Chapter 11 Coulouris - Coordination and Agreement

 

Assumptions:

 

* reliable channels – messages are eventually delivered to their intended recipients, even in the face of router failure

 

Failure Detectors

-         can do either by querying a process to see if it is still responding

-         or, a local failure detector can report when a node has failed

-         failure detectors can be unreliable/imperfect: they report a process is either suspect or unsuspected of failure.  it works simply by sending a message to a process and waiting a timeout period to see if it responds.  what is the right timeout value?  (especially for an asynchronous system?)  if a process respond, just set the timeout period to be the delay time experienced.
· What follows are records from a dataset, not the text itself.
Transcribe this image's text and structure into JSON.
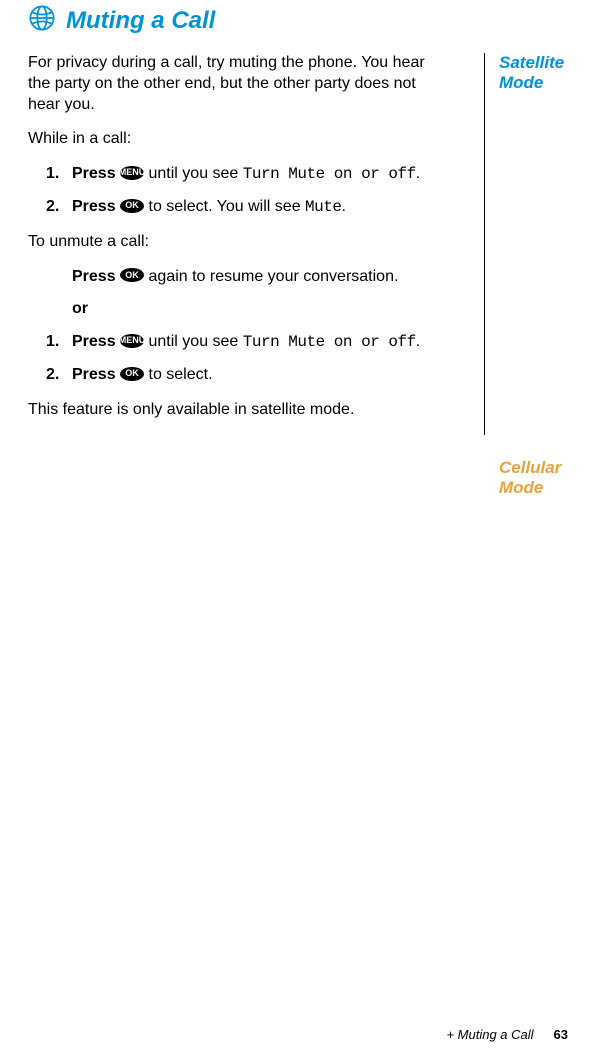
{
  "heading": {
    "icon_name": "globe",
    "title": "Muting a Call"
  },
  "side": {
    "satellite_label_1": "Satellite",
    "satellite_label_2": "Mode",
    "cellular_label_1": "Cellular",
    "cellular_label_2": "Mode"
  },
  "body": {
    "intro": "For privacy during a call, try muting the phone. You hear the party on the other end, but the other party does not hear you.",
    "while_in_call": "While in a call:",
    "step1_prefix": "Press ",
    "step1_suffix": " until you see ",
    "step1_display": "Turn Mute on or off",
    "step1_end": ".",
    "step2_prefix": "Press ",
    "step2_mid": " to select. You will see ",
    "step2_display": "Mute",
    "step2_end": ".",
    "unmute_intro": "To unmute a call:",
    "unmute_press_prefix": "Press ",
    "unmute_press_suffix": " again to resume your conversation.",
    "or_text": "or",
    "alt_step1_prefix": "Press ",
    "alt_step1_suffix": " until you see ",
    "alt_step1_display": "Turn Mute on or off",
    "alt_step1_end": ".",
    "alt_step2_prefix": "Press ",
    "alt_step2_suffix": " to select.",
    "cellular_note": "This feature is only available in satellite mode."
  },
  "keys": {
    "menu": "MENU",
    "ok": "OK"
  },
  "steps": {
    "n1": "1.",
    "n2": "2."
  },
  "footer": {
    "section": "+ Muting a Call",
    "page": "63"
  }
}
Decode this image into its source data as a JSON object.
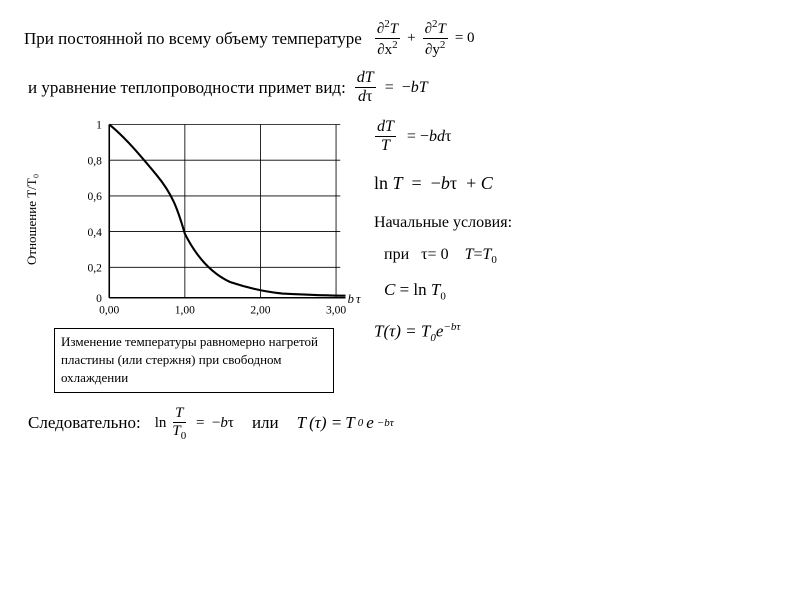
{
  "top": {
    "text": "При постоянной по  всему  объему  температуре",
    "formula_eq": "= 0"
  },
  "second": {
    "text": "и уравнение теплопроводности примет  вид:"
  },
  "chart": {
    "ylabel": "Отношение T/T₀",
    "xlabel": "b τ",
    "caption": "Изменение  температуры равномерно нагретой пластины (или  стержня) при свободном  охлаждении",
    "yticks": [
      "1",
      "0,8",
      "0,6",
      "0,4",
      "0,2",
      "0"
    ],
    "xticks": [
      "0,00",
      "1,00",
      "2,00",
      "3,00"
    ]
  },
  "right_formulas": {
    "f1_label": "dT/dτ = −bT",
    "f2_label": "dT/T = −bd τ",
    "f3_label": "ln T = −b τ + C",
    "nachalnie": "Начальные  условия:",
    "pri": "при   τ= 0   T=T",
    "sub0": "0",
    "f4_label": "C = ln T₀"
  },
  "bottom": {
    "sledovatelno": "Следовательно:",
    "ili": "или"
  }
}
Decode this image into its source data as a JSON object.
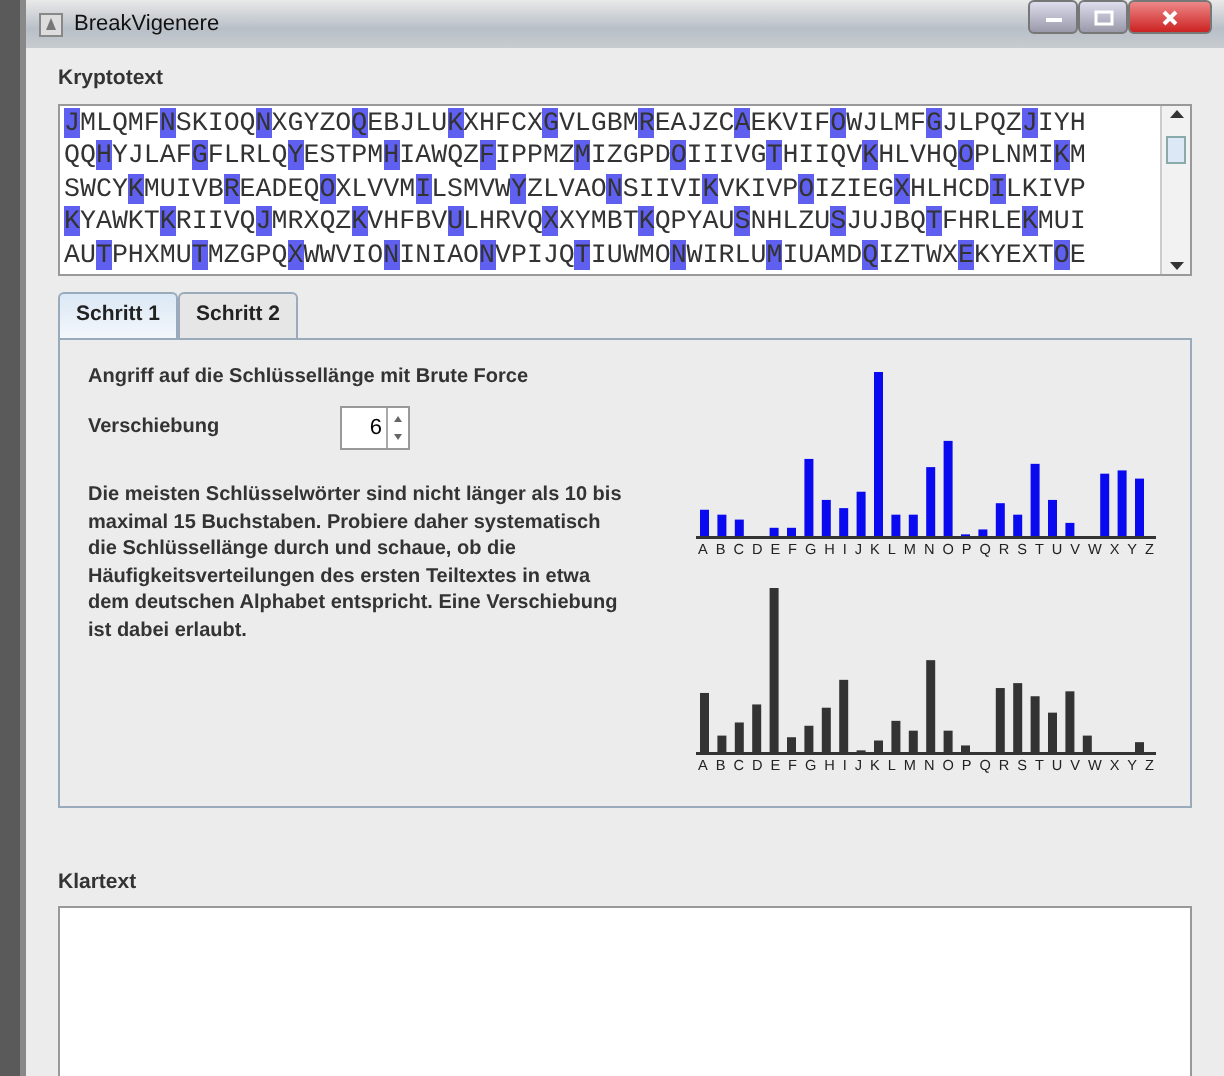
{
  "window": {
    "title": "BreakVigenere"
  },
  "ciphertext": {
    "label": "Kryptotext",
    "lines": [
      {
        "groups": [
          "JMLQMF",
          "NSKIOQ",
          "NXGYZO",
          "QEBJLU",
          "KXHFCX",
          "GVLGBM",
          "REAJZC",
          "AEKVIF",
          "OWJLMF",
          "GJLPQZ",
          "JIYH"
        ]
      },
      {
        "lead": "QQ",
        "groups": [
          "HYJLAF",
          "GFLRLQ",
          "YESTPM",
          "HIAWQZ",
          "FIPPMZ",
          "MIZGPD",
          "OIIIVG",
          "THIIQV",
          "KHLVHQ",
          "OPLNMI",
          "KM"
        ]
      },
      {
        "lead": "SWCY",
        "groups": [
          "KMUIVB",
          "READEQ",
          "OXLVVM",
          "ILSMVW",
          "YZLVAO",
          "NSIIVI",
          "KVKIVP",
          "OIZIEG",
          "XHLHCD",
          "ILKIVP"
        ]
      },
      {
        "groups": [
          "KYAWKT",
          "KRIIVQ",
          "JMRXQZ",
          "KVHFBV",
          "ULHRVQ",
          "XXYMBT",
          "KQPYAU",
          "SNHLZU",
          "SJUJBQ",
          "TFHRLE",
          "KMUI"
        ]
      },
      {
        "lead": "AU",
        "groups": [
          "TPHXMU",
          "TMZGPQ",
          "XWWVIO",
          "NINIAO",
          "NVPIJQ",
          "TIUWMO",
          "NWIRLU",
          "MIUAMD",
          "QIZTWX",
          "EKYEXT",
          "OE"
        ]
      }
    ]
  },
  "tabs": [
    {
      "label": "Schritt 1",
      "selected": true
    },
    {
      "label": "Schritt 2",
      "selected": false
    }
  ],
  "step": {
    "heading": "Angriff auf die Schlüssellänge mit Brute Force",
    "shift_label": "Verschiebung",
    "shift_value": "6",
    "description": "Die meisten Schlüsselwörter sind nicht länger als 10 bis maximal 15 Buchstaben. Probiere daher systematisch die Schlüssellänge durch und schaue, ob die Häufigkeitsverteilungen des ersten Teiltextes in etwa dem deutschen Alphabet entspricht. Eine Verschiebung ist dabei erlaubt.",
    "histograms": [
      {
        "kind": "subtext",
        "axis_labels": "ABCDEFGHIJKLMNOPQRSTUVWXYZ"
      },
      {
        "kind": "reference",
        "axis_labels": "ABCDEFGHIJKLMNOPQRSTUVWXYZ"
      }
    ]
  },
  "plaintext": {
    "label": "Klartext"
  }
}
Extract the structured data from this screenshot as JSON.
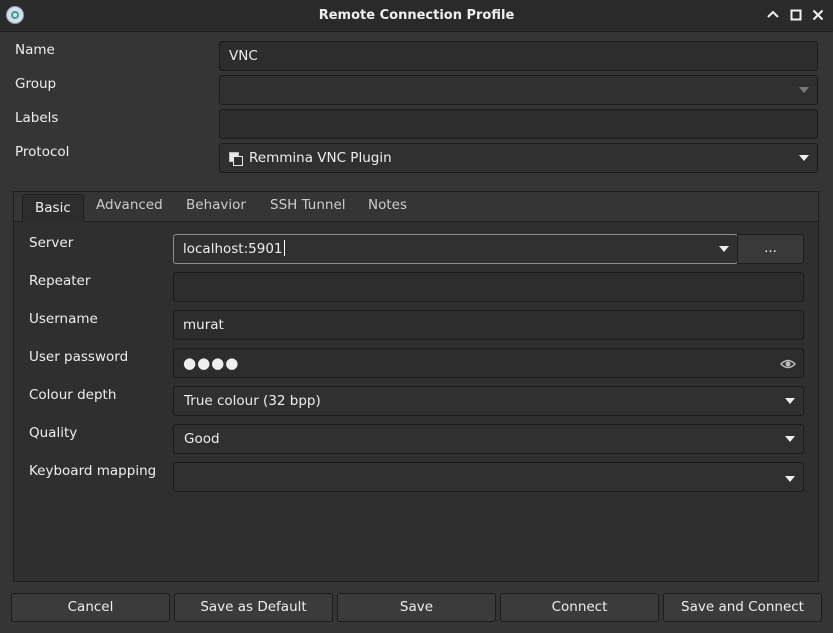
{
  "window": {
    "title": "Remote Connection Profile",
    "icons": [
      "remmina-app-icon",
      "minimize-icon",
      "maximize-icon",
      "close-icon"
    ]
  },
  "profile": {
    "name_label": "Name",
    "name_value": "VNC",
    "group_label": "Group",
    "group_value": "",
    "labels_label": "Labels",
    "labels_value": "",
    "protocol_label": "Protocol",
    "protocol_value": "Remmina VNC Plugin"
  },
  "tabs": [
    {
      "label": "Basic",
      "active": true
    },
    {
      "label": "Advanced",
      "active": false
    },
    {
      "label": "Behavior",
      "active": false
    },
    {
      "label": "SSH Tunnel",
      "active": false
    },
    {
      "label": "Notes",
      "active": false
    }
  ],
  "basic": {
    "server_label": "Server",
    "server_value": "localhost:5901",
    "server_browse_label": "...",
    "repeater_label": "Repeater",
    "repeater_value": "",
    "username_label": "Username",
    "username_value": "murat",
    "password_label": "User password",
    "password_mask": "●●●●",
    "colour_depth_label": "Colour depth",
    "colour_depth_value": "True colour (32 bpp)",
    "quality_label": "Quality",
    "quality_value": "Good",
    "keyboard_label": "Keyboard mapping",
    "keyboard_value": ""
  },
  "buttons": {
    "cancel": "Cancel",
    "save_default": "Save as Default",
    "save": "Save",
    "connect": "Connect",
    "save_connect": "Save and Connect"
  },
  "colors": {
    "background": "#353535",
    "field": "#2d2d2d",
    "text": "#eeeeee",
    "focus_border": "#8e8e8e"
  }
}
-         a reliable failure detector reports either unsuspected or failure

 

Distributed mutual exclusion: multiple processes would like to enter a critical section, and we only want one of the distributed processes to be in a critical section at a given time.

 

Central server algorithm: processes wanting the enter their critical sections send a message to the server, and the server only gives the lock to one client process.  it does not reply to other processes also wanting the enter the critical section until after the first client process is done with the lock.  it then gives the lock to the next client process waiting for it.

 

Ring based algorithm: arrange processes in a ring, and pass around a token; only a process with the token can enter the critical section.  If a process wants to enter a critical section, it has to wait until it obtains the token.  it holds onto the token until it is done executing the critical section.  in the case that no process wants to enter a critical section, the token just keeps getting passed around the members of the ring.

 

Multicast algorithm: If a process wants to enter a critical section, it broadcasts an “entry” request, and every process is in the state RELEASED, HELD, or WANTED.  If every other process responds RELEASED, a process can enter the critical section.  If a process is currently in the HELD state (in its critical section), it should not respond until it changes to the RELEASED state. 

 

Maekawa voting algorithm: don’t need to get a RELEASED response from all other processes.... just need to get positive (RELEASED) votes back from a subset where the subsets used by any two processes overlap.  Maekawa calculated the optimal size for the subsets.

 

Fault-tolerance: what is the impact of lost messages and process crashes to the algorithms above?

 

Election algorithms: designed to answer questions like “who should be the central server in the central server mutual exclusion algorithm above?”

 

Ring-based election: up to three rounds: round 1 every process send max(received pid, its own id) around the ring, round 2 process with highest pid gets his own pid back and elects himself, round 3 elected process id goes around the ring.  if a process dies in the ring, the game is over

 

Bully algorithm: (due to Hector) deals gracefully with failures.  three types of messages: election, answer, coordinator.